Tip #4 on writing a historical novel: Sort through secondary sources

secondarysource

Some of Nicole’s favorite WWI sources

The first three of five tips on writing a historical novel focused on primary sources – Tip #1 family stories (oral history), Tip #2 historic sites,  and Tip #3 archives. This article encourages you to sort through and mine valuable secondary sources. If you write a historical novel using secondary sources alone, recognize that you’re reading through the lens of how another author has selected, organized, and interpreted primary sources. You would be a step removed from rich, authentic sources. However, secondary sources still have great value. As a cultural historian, I offer this distinction between the two:

Primary source -A surviving record of past events created during the time period under study by someone who participated in, witnessed, or commented upon the historic events, such as photographs, diaries, artifacts, or oral history.

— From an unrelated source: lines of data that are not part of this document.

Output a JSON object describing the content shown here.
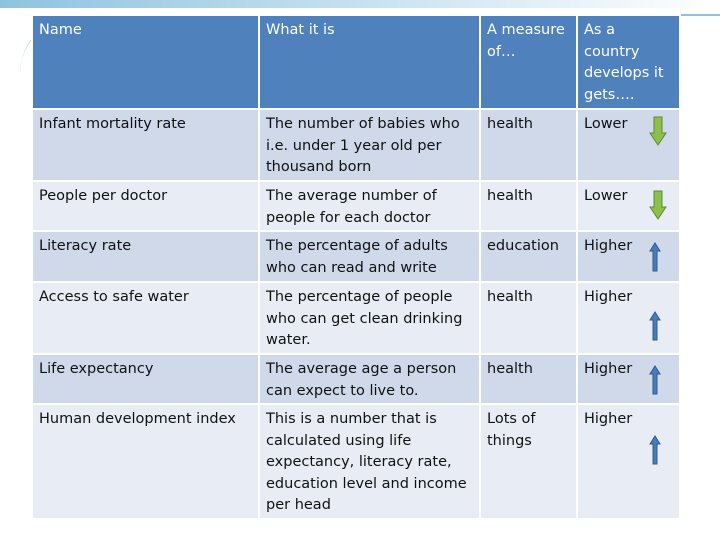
{
  "table": {
    "headers": {
      "name": "Name",
      "what": "What it is",
      "measure": "A measure of…",
      "develops": "As a country develops it gets…."
    },
    "rows": [
      {
        "name": "Infant mortality rate",
        "what": "The number of babies who i.e. under 1 year old per thousand born",
        "measure": "health",
        "direction": "Lower",
        "arrow_icon": "down-arrow-icon"
      },
      {
        "name": "People per doctor",
        "what": "The average number of people for each doctor",
        "measure": "health",
        "direction": "Lower",
        "arrow_icon": "down-arrow-icon"
      },
      {
        "name": "Literacy rate",
        "what": "The percentage of adults who can read and write",
        "measure": "education",
        "direction": "Higher",
        "arrow_icon": "up-arrow-icon"
      },
      {
        "name": "Access to safe water",
        "what": "The percentage of people who can get clean drinking water.",
        "measure": "health",
        "direction": "Higher",
        "arrow_icon": "up-arrow-icon"
      },
      {
        "name": "Life expectancy",
        "what": "The average age a person can expect to live to.",
        "measure": "health",
        "direction": "Higher",
        "arrow_icon": "up-arrow-icon"
      },
      {
        "name": "Human development index",
        "what": "This is a number that is calculated using life expectancy, literacy rate, education level and income per head",
        "measure": "Lots of things",
        "direction": "Higher",
        "arrow_icon": "up-arrow-icon"
      }
    ]
  },
  "colors": {
    "header_bg": "#4f81bd",
    "row_dark": "#cfd9ea",
    "row_light": "#e8edf5",
    "down_arrow": "#8bbf4e",
    "up_arrow": "#4a7ab8",
    "accent_line": "#8ec3e0"
  }
}
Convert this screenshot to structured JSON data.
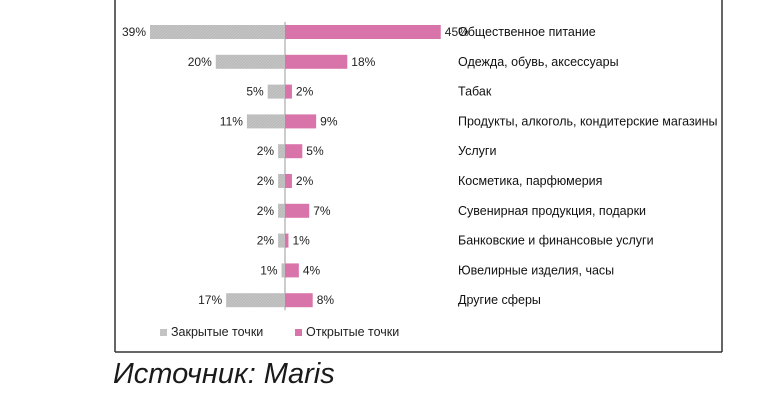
{
  "source": "Источник: Maris",
  "colors": {
    "closed": "#c3c3c3",
    "open": "#d874aa",
    "frame": "#333333",
    "axis": "#999999"
  },
  "chart_data": {
    "type": "bar",
    "orientation": "horizontal-diverging",
    "categories": [
      "Общественное питание",
      "Одежда, обувь, аксессуары",
      "Табак",
      "Продукты, алкоголь, кондитерские магазины",
      "Услуги",
      "Косметика, парфюмерия",
      "Сувенирная продукция, подарки",
      "Банковские и финансовые услуги",
      "Ювелирные изделия, часы",
      "Другие сферы"
    ],
    "series": [
      {
        "name": "Закрытые точки",
        "direction": "left",
        "values": [
          39,
          20,
          5,
          11,
          2,
          2,
          2,
          2,
          1,
          17
        ],
        "labels": [
          "39%",
          "20%",
          "5%",
          "11%",
          "2%",
          "2%",
          "2%",
          "2%",
          "1%",
          "17%"
        ]
      },
      {
        "name": "Открытые точки",
        "direction": "right",
        "values": [
          45,
          18,
          2,
          9,
          5,
          2,
          7,
          1,
          4,
          8
        ],
        "labels": [
          "45%",
          "18%",
          "2%",
          "9%",
          "5%",
          "2%",
          "7%",
          "1%",
          "4%",
          "8%"
        ]
      }
    ],
    "legend_position": "bottom-left",
    "grid": false
  }
}
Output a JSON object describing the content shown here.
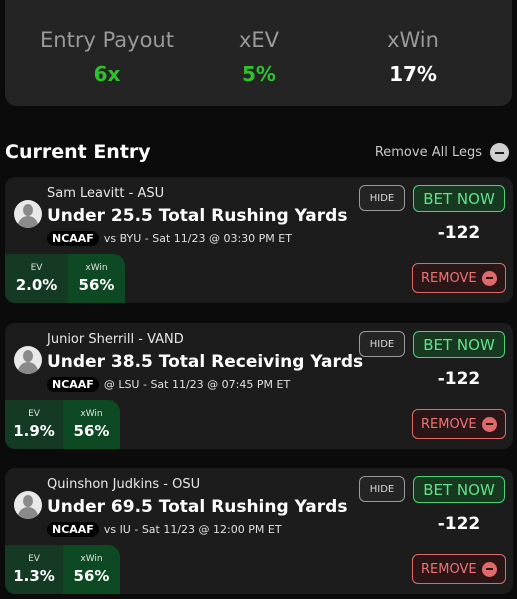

Secondary source -Books, articles, essays, and lectures, often created using primary sources, that describe and interpret a time period after events have taken place.

In the case of island author Nicole d’Entremont, secondary sources – particularly Peter Englund‘s “The Beauty and the Sorrow: An intimate history of WWI”- complemented her use of primary sources in writing “A Generation of Leaves.” 

Swedish historian and journalist Englund describes his book as “a work of anti-history,” in other words, not a book that strings together noteworthy events, but “a book about what it was like.” Nicole explained to me how it influenced her:

“The Beauty and the Sorrow” features 20 people of several nationalities who were caught up in World War I. A young German girl. A Scottish woman. An Italian trooper. Forget the dates. It’s the people. This is their story. It’s not about the generals. I read this book twice. As a “non-historian,” I had doubts about how I was approaching the subject, but Englund, a noted historian himself and university teacher of WWI history, gave me confidence that I could follow my novelist’s inclination without fearing the wrath of historical rectitude.